According to the Maine Sun Journal, the legislative committee was totally united on the bill, which moved from a public hearing to a work session vote in less than a half hour. If it is approved by the full Legislature, Maine will become the first state to officially designate a day to recognizing and supporting veteran artists.

Rep. Bob Duchesne, who sponsored the bill, didn't have to work hard to convince his fellow lawmakers that many times veterans find exploring different art forms therapeutic, making the transition into their life after service just a little bit easier. Duchesne pointed to the high suicide rate among returning veterans as evidence that something had to be done immediately. 

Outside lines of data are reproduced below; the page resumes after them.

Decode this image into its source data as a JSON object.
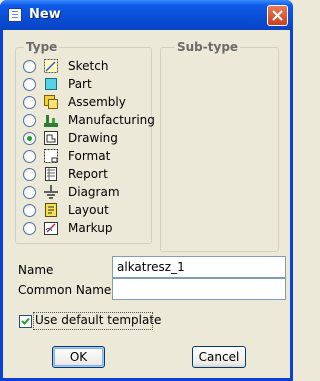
{
  "window": {
    "title": "New"
  },
  "type_group": {
    "legend": "Type",
    "items": [
      {
        "label": "Sketch",
        "icon": "sketch-icon",
        "selected": false
      },
      {
        "label": "Part",
        "icon": "part-icon",
        "selected": false
      },
      {
        "label": "Assembly",
        "icon": "assembly-icon",
        "selected": false
      },
      {
        "label": "Manufacturing",
        "icon": "manufacturing-icon",
        "selected": false
      },
      {
        "label": "Drawing",
        "icon": "drawing-icon",
        "selected": true
      },
      {
        "label": "Format",
        "icon": "format-icon",
        "selected": false
      },
      {
        "label": "Report",
        "icon": "report-icon",
        "selected": false
      },
      {
        "label": "Diagram",
        "icon": "diagram-icon",
        "selected": false
      },
      {
        "label": "Layout",
        "icon": "layout-icon",
        "selected": false
      },
      {
        "label": "Markup",
        "icon": "markup-icon",
        "selected": false
      }
    ]
  },
  "subtype_group": {
    "legend": "Sub-type"
  },
  "fields": {
    "name_label": "Name",
    "name_value": "alkatresz_1",
    "common_name_label": "Common Name",
    "common_name_value": ""
  },
  "options": {
    "use_default_template_label": "Use default template",
    "use_default_template_checked": true
  },
  "buttons": {
    "ok_label": "OK",
    "cancel_label": "Cancel"
  },
  "colors": {
    "title_bar": "#0A4FD8",
    "close_button": "#C8401E",
    "dialog_bg": "#ECE9D8",
    "radio_selected": "#21A121"
  }
}
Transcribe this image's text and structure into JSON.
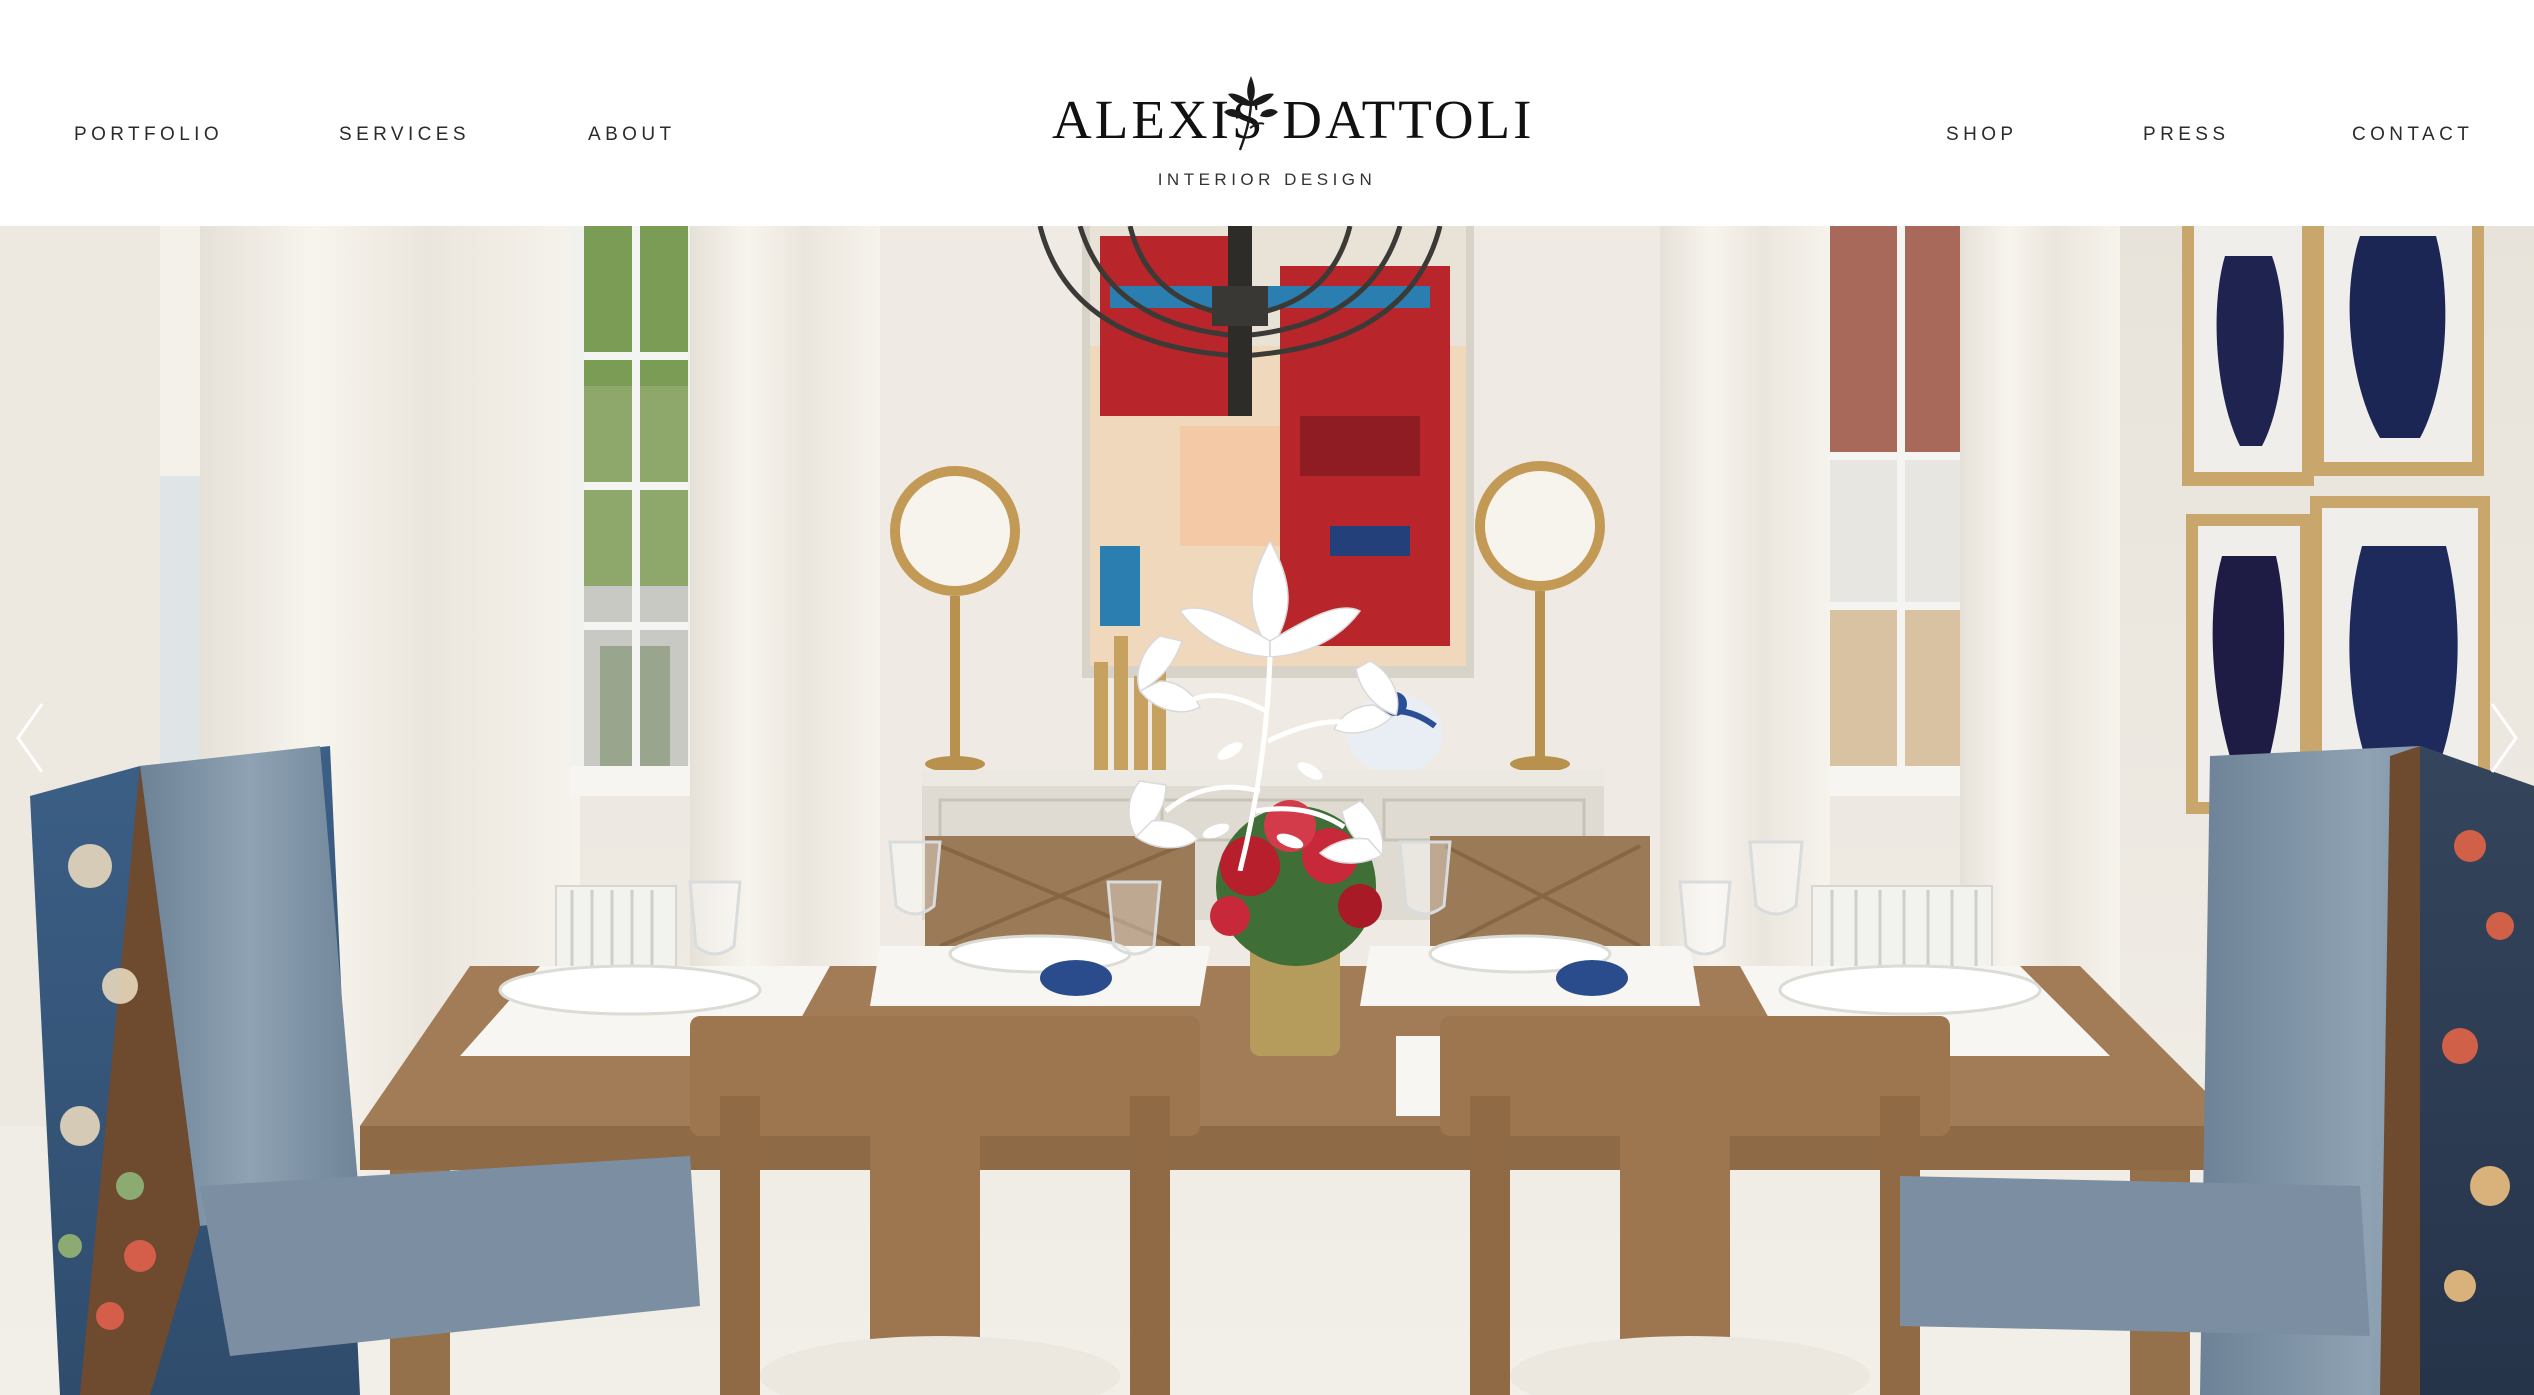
{
  "header": {
    "nav_left": [
      {
        "label": "PORTFOLIO"
      },
      {
        "label": "SERVICES"
      },
      {
        "label": "ABOUT"
      }
    ],
    "nav_right": [
      {
        "label": "SHOP"
      },
      {
        "label": "PRESS"
      },
      {
        "label": "CONTACT"
      }
    ],
    "logo": {
      "name": "ALEXIS DATTOLI",
      "subtitle": "INTERIOR DESIGN",
      "icon": "lotus-flower-icon"
    }
  },
  "hero": {
    "carousel": {
      "prev_icon": "chevron-left-icon",
      "next_icon": "chevron-right-icon"
    },
    "overlay_icon": "lotus-flower-icon",
    "image_subject": "dining-room-photo"
  },
  "colors": {
    "nav_text": "#2b2b2b",
    "logo_text": "#111111",
    "header_bg": "#ffffff",
    "wall": "#ece7df",
    "wood": "#9b7550",
    "chair_blue": "#7e93a6",
    "art_red": "#b8252a",
    "art_blue": "#2a7fb0"
  }
}
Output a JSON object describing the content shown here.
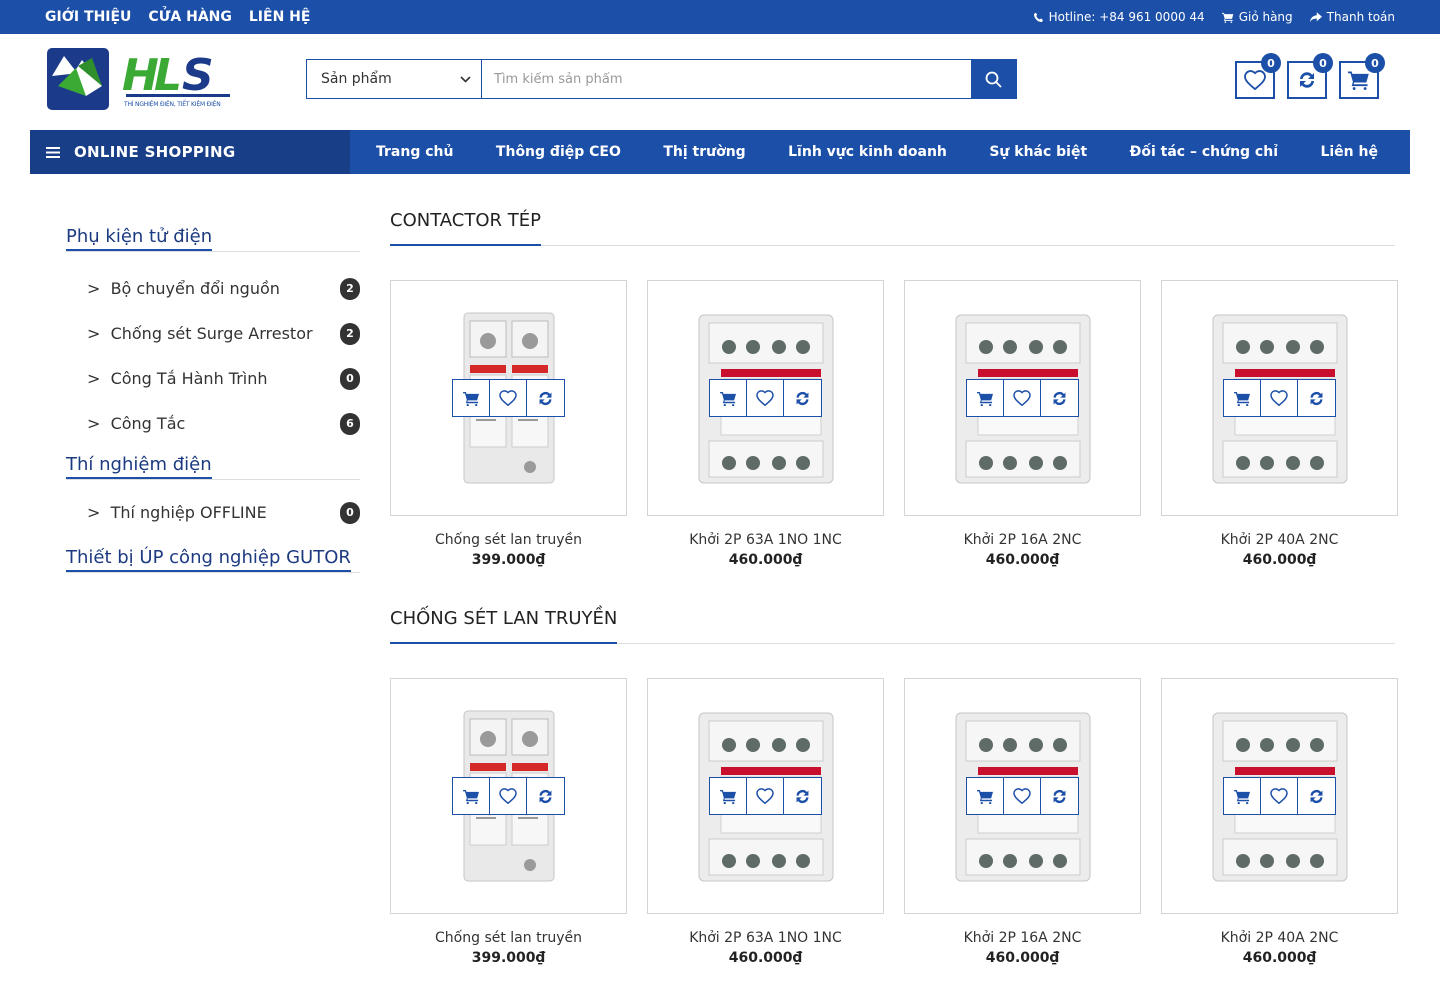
{
  "topbar": {
    "links": [
      "GIỚI THIỆU",
      "CỬA HÀNG",
      "LIÊN HỆ"
    ],
    "hotline": "Hotline: +84 961 0000 44",
    "cart": "Giỏ hàng",
    "checkout": "Thanh toán"
  },
  "logo": {
    "tagline": "THÍ NGHIỆM ĐIỆN, TIẾT KIỆM ĐIỆN"
  },
  "search": {
    "category": "Sản phẩm",
    "placeholder": "Tìm kiếm sản phẩm"
  },
  "header_icons": {
    "wishlist_count": "0",
    "compare_count": "0",
    "cart_count": "0"
  },
  "mainnav": {
    "online_shopping": "ONLINE SHOPPING",
    "items": [
      "Trang chủ",
      "Thông điệp CEO",
      "Thị trường",
      "Lĩnh vực kinh doanh",
      "Sự khác biệt",
      "Đối tác – chứng chỉ",
      "Liên hệ"
    ]
  },
  "sidebar": {
    "categories": [
      {
        "title": "Phụ kiện tử điện",
        "items": [
          {
            "label": "Bộ chuyển đổi nguồn",
            "count": "2"
          },
          {
            "label": "Chống sét Surge Arrestor",
            "count": "2"
          },
          {
            "label": "Công Tắ Hành Trình",
            "count": "0"
          },
          {
            "label": "Công Tắc",
            "count": "6"
          }
        ]
      },
      {
        "title": "Thí nghiệm điện",
        "items": [
          {
            "label": "Thí nghiệp OFFLINE",
            "count": "0"
          }
        ]
      },
      {
        "title": "Thiết bị ÚP công nghiệp GUTOR",
        "items": []
      }
    ]
  },
  "sections": [
    {
      "title": "CONTACTOR TÉP",
      "products": [
        {
          "name": "Chống sét lan truyền",
          "price": "399.000₫",
          "kind": "surge"
        },
        {
          "name": "Khởi 2P 63A 1NO 1NC",
          "price": "460.000₫",
          "kind": "contactor"
        },
        {
          "name": "Khởi 2P 16A 2NC",
          "price": "460.000₫",
          "kind": "contactor"
        },
        {
          "name": "Khởi 2P 40A 2NC",
          "price": "460.000₫",
          "kind": "contactor"
        }
      ]
    },
    {
      "title": "CHỐNG SÉT LAN TRUYỀN",
      "products": [
        {
          "name": "Chống sét lan truyền",
          "price": "399.000₫",
          "kind": "surge"
        },
        {
          "name": "Khởi 2P 63A 1NO 1NC",
          "price": "460.000₫",
          "kind": "contactor"
        },
        {
          "name": "Khởi 2P 16A 2NC",
          "price": "460.000₫",
          "kind": "contactor"
        },
        {
          "name": "Khởi 2P 40A 2NC",
          "price": "460.000₫",
          "kind": "contactor"
        }
      ]
    }
  ],
  "colors": {
    "brand_blue": "#1c4fa8",
    "logo_green": "#3aaa35"
  }
}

"Bubbling under the surface is a whole range of psychological and social challenges that await our returning veterans," Duchesne told his colleagues, according to the Sun Journal. "As a nation, we've been rather slow to recognize how difficult reintegration is after the tremendous highs and lows of service and the regimentation of deployment and all that goes with it. Life back home is a whole lot different." 

Rather than fall back on pills and counseling as an end-all, be-all treatment for post-traumatic stress disorder, Maine legislators would give their veterans opportunities through writing, painting, sculpture or some other medium to find relief. 

Ars Bellum Foundation, based in St. Paul, Minnesota, in conjunction with the Adler Graduate School in Richfield, have taken a similar approach, according to the Star Tribune. They have created a clinical art therapy program for Minnesota veterans that is based closely on the one seeing so much success at Walter Reed National Military Medical Center. 

"It's a nonthreatening environment where you can put your hands on it; where you don't have to find a word to express a feeling or emotion," said Matthew Vater, a colonel in the National Guard and Ars Bellum – meaning "arts of war" – Board Member. "It helps to reach a part that might not have been reached traditionally."